Joe McCormack, senior analyst at Third Bridge, pointed to the power of the Squid Game phenomenon.
"Squid Game was Netflix's recent example of generating a global hit, with two-thirds of the company's total subscribers viewing the series in the first four weeks," he wrote.
But Netflix has also been plunged into America's culture wars by a Dave Chappelle comedy special that raises concerns about free speech and censorship, but has been slammed by its own employees as transphobic.
In "The Closer," boundary-pushing mega-star Chappelle responds to critics who have accused him of mocking transgender people in the past by asserting that "gender is a fact" and accusing LGBTQ people of being "too sensitive."
"In our country you can shoot and kill" a Black man, "but you'd better not hurt a gay person's feelings," says the stand-up comic, who is Black.
While the show has been condemned by LGBTQ groups -- including GLAAD, which cited studies linking stereotypes about minorities to real-world harm -- Netflix has so far stood firm, insisting the show will not be taken down.

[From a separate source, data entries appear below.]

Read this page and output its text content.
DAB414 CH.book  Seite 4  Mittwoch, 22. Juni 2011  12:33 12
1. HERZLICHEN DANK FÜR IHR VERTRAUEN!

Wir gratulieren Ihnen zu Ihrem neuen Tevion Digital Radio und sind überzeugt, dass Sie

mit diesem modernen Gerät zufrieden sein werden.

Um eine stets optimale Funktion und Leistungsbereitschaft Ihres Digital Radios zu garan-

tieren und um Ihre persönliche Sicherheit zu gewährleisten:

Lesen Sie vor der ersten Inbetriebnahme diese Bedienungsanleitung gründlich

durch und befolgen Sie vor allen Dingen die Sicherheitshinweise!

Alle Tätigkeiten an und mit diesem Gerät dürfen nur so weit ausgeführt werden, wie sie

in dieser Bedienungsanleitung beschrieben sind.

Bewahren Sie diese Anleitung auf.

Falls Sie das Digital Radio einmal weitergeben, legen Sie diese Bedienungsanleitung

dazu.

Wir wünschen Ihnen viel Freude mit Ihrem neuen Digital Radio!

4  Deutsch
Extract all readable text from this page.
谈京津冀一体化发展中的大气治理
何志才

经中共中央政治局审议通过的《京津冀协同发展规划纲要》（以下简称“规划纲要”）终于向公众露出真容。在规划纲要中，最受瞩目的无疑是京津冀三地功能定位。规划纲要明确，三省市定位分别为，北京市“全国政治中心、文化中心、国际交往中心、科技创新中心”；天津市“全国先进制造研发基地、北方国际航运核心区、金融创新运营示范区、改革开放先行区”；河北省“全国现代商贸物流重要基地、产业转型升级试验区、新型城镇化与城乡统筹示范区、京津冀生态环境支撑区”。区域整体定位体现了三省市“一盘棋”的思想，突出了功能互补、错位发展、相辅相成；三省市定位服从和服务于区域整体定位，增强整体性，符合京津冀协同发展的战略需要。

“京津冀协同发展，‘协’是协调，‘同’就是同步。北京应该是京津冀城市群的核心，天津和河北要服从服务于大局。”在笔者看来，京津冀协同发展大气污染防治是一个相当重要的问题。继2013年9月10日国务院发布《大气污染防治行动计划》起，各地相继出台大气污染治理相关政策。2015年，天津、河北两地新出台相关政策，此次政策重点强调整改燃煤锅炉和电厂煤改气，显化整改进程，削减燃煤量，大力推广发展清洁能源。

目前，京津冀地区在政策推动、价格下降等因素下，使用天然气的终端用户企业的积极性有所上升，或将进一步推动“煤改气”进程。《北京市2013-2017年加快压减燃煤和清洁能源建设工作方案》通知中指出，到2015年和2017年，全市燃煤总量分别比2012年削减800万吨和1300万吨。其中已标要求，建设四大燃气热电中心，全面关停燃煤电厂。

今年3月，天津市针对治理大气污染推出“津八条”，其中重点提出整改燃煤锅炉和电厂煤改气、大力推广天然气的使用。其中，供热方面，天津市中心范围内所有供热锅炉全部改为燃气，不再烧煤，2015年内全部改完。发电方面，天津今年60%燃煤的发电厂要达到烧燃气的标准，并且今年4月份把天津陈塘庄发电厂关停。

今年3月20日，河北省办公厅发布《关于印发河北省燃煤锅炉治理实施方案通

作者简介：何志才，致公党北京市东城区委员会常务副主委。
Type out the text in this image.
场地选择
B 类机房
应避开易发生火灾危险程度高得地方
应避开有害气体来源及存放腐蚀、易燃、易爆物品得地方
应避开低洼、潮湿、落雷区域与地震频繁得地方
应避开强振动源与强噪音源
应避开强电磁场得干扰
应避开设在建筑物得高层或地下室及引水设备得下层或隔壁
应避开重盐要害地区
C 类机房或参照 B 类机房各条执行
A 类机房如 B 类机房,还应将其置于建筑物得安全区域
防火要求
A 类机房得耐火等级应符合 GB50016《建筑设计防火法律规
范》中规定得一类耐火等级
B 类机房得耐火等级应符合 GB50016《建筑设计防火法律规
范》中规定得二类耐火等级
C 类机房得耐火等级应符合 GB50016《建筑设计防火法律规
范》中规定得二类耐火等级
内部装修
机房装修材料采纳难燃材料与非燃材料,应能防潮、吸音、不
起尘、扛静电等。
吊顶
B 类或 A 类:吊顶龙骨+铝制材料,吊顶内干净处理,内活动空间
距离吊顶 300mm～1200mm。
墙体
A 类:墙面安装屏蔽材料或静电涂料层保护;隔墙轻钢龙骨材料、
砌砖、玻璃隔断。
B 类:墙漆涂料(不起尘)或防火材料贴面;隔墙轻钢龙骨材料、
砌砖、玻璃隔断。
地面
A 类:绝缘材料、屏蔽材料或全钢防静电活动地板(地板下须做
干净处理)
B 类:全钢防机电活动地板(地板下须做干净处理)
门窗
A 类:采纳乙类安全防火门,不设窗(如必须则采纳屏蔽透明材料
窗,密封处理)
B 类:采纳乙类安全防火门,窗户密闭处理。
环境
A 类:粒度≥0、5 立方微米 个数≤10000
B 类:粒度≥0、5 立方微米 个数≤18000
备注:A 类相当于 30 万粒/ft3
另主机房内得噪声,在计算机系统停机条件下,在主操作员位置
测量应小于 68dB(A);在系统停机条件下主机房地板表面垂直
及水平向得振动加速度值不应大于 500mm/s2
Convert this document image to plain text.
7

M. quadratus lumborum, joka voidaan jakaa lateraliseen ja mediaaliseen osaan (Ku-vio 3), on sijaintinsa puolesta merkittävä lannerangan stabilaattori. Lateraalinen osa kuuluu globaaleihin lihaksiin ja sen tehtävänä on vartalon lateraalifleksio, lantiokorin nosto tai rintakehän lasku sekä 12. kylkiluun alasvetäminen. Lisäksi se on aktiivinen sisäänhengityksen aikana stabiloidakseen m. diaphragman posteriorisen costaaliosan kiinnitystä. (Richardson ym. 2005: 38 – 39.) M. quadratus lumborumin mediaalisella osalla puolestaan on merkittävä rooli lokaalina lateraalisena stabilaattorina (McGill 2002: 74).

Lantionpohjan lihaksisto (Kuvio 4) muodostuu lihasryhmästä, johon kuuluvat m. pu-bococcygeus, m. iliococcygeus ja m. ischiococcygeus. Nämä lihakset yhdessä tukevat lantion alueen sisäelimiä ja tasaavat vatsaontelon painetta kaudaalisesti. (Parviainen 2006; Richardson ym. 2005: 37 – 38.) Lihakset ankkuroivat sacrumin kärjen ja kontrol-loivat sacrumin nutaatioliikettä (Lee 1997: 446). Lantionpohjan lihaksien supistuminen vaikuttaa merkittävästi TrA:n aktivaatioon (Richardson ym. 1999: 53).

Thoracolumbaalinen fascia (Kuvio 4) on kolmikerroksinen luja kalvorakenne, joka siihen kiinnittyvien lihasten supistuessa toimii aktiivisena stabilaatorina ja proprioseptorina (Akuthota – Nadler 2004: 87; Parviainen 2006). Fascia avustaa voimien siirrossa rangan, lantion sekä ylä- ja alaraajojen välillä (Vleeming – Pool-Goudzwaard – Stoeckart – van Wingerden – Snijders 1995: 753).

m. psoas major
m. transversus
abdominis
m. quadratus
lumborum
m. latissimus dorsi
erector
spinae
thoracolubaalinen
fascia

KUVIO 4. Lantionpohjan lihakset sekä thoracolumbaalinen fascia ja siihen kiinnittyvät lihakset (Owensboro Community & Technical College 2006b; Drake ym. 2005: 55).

But the streaming giant finds itself trapped at the center of arguably its most intense controversy yet.
Chappelle remains hugely popular, at a time when Netflix is competing with rivals such as HBO and Disney in the so-called streaming wars.
"We compete with a staggeringly large set of activities for consumers' time and attention like watching linear TV, reading a book, browsing TikTok, or playing Fortnite, to name just a few," executives said in the letter.
They noted that engagement at Netflix climbed 14 percent during the hours Facebook was hit with a major outage early this month.
Netflix said it is continuing to push into gaming, focusing on mobile devices first, in a methodical approach expected to take years to bear meaningful fruit.
"Imagine three years from now some future Squid Game is launching and it comes along with an incredible array of interactive or gaming options that is all built into the service," Netflix chief Reed Hastings said on an earnings call.
"A company like Disney is still ahead of us in some of those dimensions of putting that whole experience together but boy are we making progress."